Tuesday, July 07, 2009

The Port tests the waters for CN's rolling pipeline

The recent Annual General Meeting for the Port of Prince Rupert provided more than the drama of a protest and the recitation of financial facts, figures and remuneration.

In among some of the highlights of the meeting at the Crest, was the indication that the Port was interested in the recent topic of CN Rail's proposed rolling pipeline project, which would see oil from the Alberta tar sands transported to tankers along the rail road's Northern line and through the Port of Prince Rupert.

The Daily News picked up that trail and found that not everyone is going to be onside with the Port when it comes to welcoming oil transporting trains to the port, with local First Nations in particular expressing the sentiment that they are unlikely to offer their support to the proposal.

The full outline of their concerns was provided in the Canada Day edition of the Daily News.

By George T. Baker
The Daily News
Wednesday, July 1, 2009
Pages one and three

When Prince Rupert Port Authority executives look towards the long-term future of what can be brought on the Skeena rail line, it's oil they hope to see coming down the tracks.

While neither side claims to have talked about it directly with each other, it appears that the PRPA believes that shipping oil through its port, as Canadian National Rail Lines has envisioned, can happen one day.

The Prince Rupert Port Authority held its annual general meeting at the Crest Hotel Thursday and while there was an interruption from local First Nations, who stopped a presentation by vice president of finance Joe Rektor, the most notable thing after was an admission that the authority would like to move ahead with a bulk liquids center.

For now, both CN and the PRPA have said that they have not talked to each other about the possibility of moving Alberta oil through Prince Rupert or Ridley Island.

"All I'll say is in the past, Prince Rupert has always been looked at as one of the best sites for liquid bulk but there has been no discussions on that. But certainly it is an option," said PRPA president and CEO Don Krusel.

But it is not as simple as CN wanting to move oil and the PRPA wanting to help them achieve that.

To get to a point of delivering oil to tankers means someone needs to take on a certain amount of capital risk, said UBC intermodal expert, Garland Chow.

Chow, who sits as an associate professor of Management and Transportation, with a unique eye on intermodal transportation at UBC's Sauder School of Business, said that there has to be a transloading tank, or a.holding tank, to place oil from the rail cars to the tankers .

"Who is paying for that?" asked Chow.

"It's one thing for the railroad to say 'we'll move this through Prince Rupert' but if the demand dies, and we assume that the railroad owns the cars, they can always use the railcars some place else."

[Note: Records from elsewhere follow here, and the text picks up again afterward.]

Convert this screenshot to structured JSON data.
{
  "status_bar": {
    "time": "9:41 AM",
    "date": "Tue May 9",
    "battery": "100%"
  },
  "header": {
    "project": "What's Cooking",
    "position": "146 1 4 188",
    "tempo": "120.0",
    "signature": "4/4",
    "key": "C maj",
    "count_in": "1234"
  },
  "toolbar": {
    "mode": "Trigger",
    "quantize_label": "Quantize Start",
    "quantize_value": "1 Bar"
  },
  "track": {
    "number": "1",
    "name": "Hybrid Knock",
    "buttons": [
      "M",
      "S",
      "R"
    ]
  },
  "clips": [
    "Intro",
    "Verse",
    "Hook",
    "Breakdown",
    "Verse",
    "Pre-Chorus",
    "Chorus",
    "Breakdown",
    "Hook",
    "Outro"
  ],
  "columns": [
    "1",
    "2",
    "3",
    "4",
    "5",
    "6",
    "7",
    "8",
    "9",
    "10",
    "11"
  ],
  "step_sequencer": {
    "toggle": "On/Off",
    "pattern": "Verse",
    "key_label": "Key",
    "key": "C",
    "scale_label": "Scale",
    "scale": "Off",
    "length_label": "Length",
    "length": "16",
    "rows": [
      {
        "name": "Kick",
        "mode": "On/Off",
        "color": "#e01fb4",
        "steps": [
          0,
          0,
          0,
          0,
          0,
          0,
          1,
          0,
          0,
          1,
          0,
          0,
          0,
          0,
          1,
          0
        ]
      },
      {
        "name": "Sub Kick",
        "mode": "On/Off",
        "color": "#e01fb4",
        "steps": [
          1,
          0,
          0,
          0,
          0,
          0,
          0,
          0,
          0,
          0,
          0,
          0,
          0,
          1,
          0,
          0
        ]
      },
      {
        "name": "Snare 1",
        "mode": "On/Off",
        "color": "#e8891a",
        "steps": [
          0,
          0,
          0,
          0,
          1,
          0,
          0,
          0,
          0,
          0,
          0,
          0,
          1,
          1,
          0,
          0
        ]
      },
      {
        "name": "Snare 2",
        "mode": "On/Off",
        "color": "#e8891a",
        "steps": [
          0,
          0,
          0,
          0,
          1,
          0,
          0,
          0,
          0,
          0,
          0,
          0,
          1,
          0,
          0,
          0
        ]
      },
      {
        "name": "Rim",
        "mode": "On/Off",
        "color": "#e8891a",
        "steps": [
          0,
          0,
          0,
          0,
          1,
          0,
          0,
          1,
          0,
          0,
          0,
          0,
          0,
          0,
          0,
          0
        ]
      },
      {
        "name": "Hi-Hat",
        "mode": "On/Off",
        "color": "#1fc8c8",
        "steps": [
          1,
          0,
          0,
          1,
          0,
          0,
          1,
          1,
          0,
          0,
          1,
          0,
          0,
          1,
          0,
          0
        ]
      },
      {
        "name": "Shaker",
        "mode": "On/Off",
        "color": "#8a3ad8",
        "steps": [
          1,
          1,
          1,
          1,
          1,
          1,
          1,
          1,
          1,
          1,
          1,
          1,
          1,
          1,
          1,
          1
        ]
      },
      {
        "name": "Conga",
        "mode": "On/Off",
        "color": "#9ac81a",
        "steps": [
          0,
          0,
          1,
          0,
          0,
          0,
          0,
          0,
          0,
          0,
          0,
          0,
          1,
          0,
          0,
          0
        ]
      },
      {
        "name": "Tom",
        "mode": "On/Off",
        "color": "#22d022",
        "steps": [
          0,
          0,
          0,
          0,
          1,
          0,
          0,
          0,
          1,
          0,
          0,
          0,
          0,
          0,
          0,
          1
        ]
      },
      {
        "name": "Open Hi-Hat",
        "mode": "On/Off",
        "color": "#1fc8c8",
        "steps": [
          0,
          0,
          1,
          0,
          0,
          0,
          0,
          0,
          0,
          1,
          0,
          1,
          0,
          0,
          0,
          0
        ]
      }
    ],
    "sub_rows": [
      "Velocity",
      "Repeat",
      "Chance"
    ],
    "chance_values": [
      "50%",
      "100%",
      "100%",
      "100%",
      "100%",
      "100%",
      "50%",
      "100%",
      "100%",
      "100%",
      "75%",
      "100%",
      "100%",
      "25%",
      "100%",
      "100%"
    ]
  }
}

Chow thought that if the PRPA builds the tank in Prince Rupert, it would just sit there if the demand dies and then all the liability belongs to the port.

"What a railroad will want to do is say if you guys (PRPA) build that then we'll bring the stuff through," said Chow.

But if the PRPA constructs and owns the loading tank then it might need the federal government, who would need to support the endeavor.

While it's true that the PRPA would like to move the product, there are those in the surrounding community who have serious concerns about oil tankers on North Coast waters.

And given that there is no environmental assessment needed to move oil down the Skeena rail-line, that could become a sticking point for the Coast Tsimshian and the Haida Nation.

Lax Kw'alaams elected chief, John Helin, said regardless of how it's done, he doesn't see a scenario where his nation could support the idea of moving oil through Prince Rupert

His community has already said that they oppose the idea of moving oil through Enbridge's Northern Gateway Pipeline, would bring oil to the Kitimat port but need oil tankers traveling through the Hecate Strait.

"It doesn't matter if it's in a pipeline or on a railway, it still has to go on a tanker," Helin.

"I think the risks to tanker traffic are still there and people are speaking out very strongly about it."